La Decisione della Corte di Cassazione
La Suprema Corte ha accolto il ricorso del tifoso, ritenendolo fondato. Ha constatato che l’ordinanza di convalida del GIP era stata emessa dieci minuti prima della scadenza delle 48 ore dalla notifica del provvedimento del Questore. Questa inosservanza, anche se minima, costituisce una violazione diretta delle norme procedurali poste a garanzia del contraddittorio e della difesa.
le motivazioni
Nelle sue motivazioni, la Corte ha ribadito un orientamento ormai consolidato: la convalida del provvedimento del Questore non può intervenire prima che sia decorso il termine di quarantotto ore dalla sua notifica all’interessato. L’inosservanza di tale termine non consente l’effettivo esercizio del diritto di difesa ed è causa di nullità generale e insanabile dell’ordinanza di convalida. La natura particolarmente urgente del provvedimento non giustifica una compressione dei diritti difensivi, che devono essere sempre garantiti. La Corte ha quindi annullato senza rinvio l’ordinanza impugnata, dichiarando la conseguente inefficacia del provvedimento del Questore, ma limitatamente all’obbligo di presentazione.
le conclusioni
La sentenza ha un’implicazione pratica molto chiara: l’annullamento dell’ordinanza di convalida fa perdere efficacia alla parte del provvedimento che incide sulla libertà personale, ovvero l’obbligo di presentazione alla polizia giudiziaria. È importante sottolineare, come fa la stessa Corte, che il divieto di accesso agli stadi (il DASPO vero e proprio) rimane invece valido, in quanto misura di competenza dell’Autorità di Pubblica Sicurezza che non richiede la convalida giurisdizionale. Questa pronuncia serve da monito sulla necessità di un rigoroso rispetto delle garanzie procedurali, anche in contesti, come quello delle misure di prevenzione, dove l’urgenza è spesso un fattore determinante.

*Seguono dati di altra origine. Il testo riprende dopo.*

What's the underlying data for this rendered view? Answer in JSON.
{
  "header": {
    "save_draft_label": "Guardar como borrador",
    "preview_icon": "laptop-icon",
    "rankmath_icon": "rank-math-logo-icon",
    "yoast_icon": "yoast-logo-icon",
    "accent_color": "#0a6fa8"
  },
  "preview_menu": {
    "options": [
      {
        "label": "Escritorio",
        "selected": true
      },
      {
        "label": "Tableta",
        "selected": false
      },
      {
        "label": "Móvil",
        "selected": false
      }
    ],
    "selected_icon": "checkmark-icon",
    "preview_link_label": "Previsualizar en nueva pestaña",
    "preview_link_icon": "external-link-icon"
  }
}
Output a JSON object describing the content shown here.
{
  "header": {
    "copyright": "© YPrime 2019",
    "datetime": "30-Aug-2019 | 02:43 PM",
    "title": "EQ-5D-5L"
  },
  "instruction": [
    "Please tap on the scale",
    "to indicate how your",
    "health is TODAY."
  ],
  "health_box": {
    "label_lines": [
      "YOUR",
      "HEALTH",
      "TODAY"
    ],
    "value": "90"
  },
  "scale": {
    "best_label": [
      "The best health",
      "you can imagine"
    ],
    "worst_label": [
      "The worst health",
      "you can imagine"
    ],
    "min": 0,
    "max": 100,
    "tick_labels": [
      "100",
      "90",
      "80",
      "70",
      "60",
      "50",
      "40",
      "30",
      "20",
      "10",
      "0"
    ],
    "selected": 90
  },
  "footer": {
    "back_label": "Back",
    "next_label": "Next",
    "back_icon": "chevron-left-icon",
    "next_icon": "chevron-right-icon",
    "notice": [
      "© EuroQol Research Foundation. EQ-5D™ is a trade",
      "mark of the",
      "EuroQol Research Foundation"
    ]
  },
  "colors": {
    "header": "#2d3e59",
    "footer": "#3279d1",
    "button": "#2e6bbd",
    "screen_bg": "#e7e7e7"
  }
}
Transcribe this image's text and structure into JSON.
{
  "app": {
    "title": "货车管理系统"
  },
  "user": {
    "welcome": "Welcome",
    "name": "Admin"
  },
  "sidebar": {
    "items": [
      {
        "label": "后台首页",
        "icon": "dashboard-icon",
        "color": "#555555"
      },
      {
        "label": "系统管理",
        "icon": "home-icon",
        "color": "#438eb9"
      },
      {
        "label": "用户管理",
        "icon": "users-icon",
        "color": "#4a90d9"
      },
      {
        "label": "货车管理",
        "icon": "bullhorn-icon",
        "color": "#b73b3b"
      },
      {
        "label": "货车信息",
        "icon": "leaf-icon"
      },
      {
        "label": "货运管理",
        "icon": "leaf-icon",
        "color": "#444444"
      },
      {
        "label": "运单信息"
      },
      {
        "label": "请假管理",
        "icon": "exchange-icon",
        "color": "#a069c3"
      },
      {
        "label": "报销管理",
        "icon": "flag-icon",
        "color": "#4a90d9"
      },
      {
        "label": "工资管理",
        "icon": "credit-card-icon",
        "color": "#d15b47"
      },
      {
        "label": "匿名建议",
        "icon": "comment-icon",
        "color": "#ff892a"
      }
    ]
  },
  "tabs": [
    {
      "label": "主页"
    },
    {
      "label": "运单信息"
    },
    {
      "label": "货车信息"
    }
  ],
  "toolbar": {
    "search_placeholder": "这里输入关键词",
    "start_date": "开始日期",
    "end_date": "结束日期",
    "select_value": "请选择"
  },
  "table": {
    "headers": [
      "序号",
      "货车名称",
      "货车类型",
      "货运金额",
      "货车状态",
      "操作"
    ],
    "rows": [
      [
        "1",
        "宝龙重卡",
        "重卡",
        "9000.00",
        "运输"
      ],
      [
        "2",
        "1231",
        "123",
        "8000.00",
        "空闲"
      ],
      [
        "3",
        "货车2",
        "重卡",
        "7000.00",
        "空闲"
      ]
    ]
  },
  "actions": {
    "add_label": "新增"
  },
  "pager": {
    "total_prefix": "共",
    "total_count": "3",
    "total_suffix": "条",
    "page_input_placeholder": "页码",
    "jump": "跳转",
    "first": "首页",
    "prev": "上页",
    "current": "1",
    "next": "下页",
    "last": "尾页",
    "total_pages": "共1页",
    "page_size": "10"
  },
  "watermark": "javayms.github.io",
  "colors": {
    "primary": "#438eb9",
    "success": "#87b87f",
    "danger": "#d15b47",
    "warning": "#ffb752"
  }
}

Quanto tempo ha una persona per difendersi da un DASPO con obbligo di firma prima della convalida del giudice?
La persona interessata ha un termine di 48 ore, che decorrono dal momento della notifica del provvedimento del Questore, per esaminare gli atti e presentare memorie e deduzioni al giudice.
Cosa succede se il giudice convalida il DASPO prima che siano trascorse le 48 ore dalla notifica?
Se il giudice emette l’ordinanza di convalida prima dello scadere delle 48 ore, viola il diritto di difesa dell’interessato. Tale violazione, secondo la Corte di Cassazione, comporta la nullità generale e insanabile dell’ordinanza di convalida.
L’annullamento della convalida cancella completamente il DASPO?
No. L’annullamento dell’ordinanza di convalida rende inefficace solo la parte del provvedimento che limita la libertà personale, cioè l’obbligo di presentarsi alla polizia giudiziaria. Il divieto di accedere ai luoghi in cui si svolgono manifestazioni sportive, che è il cuore del DASPO, rimane in vigore in quanto misura di competenza dell’Autorità di Pubblica Sicurezza.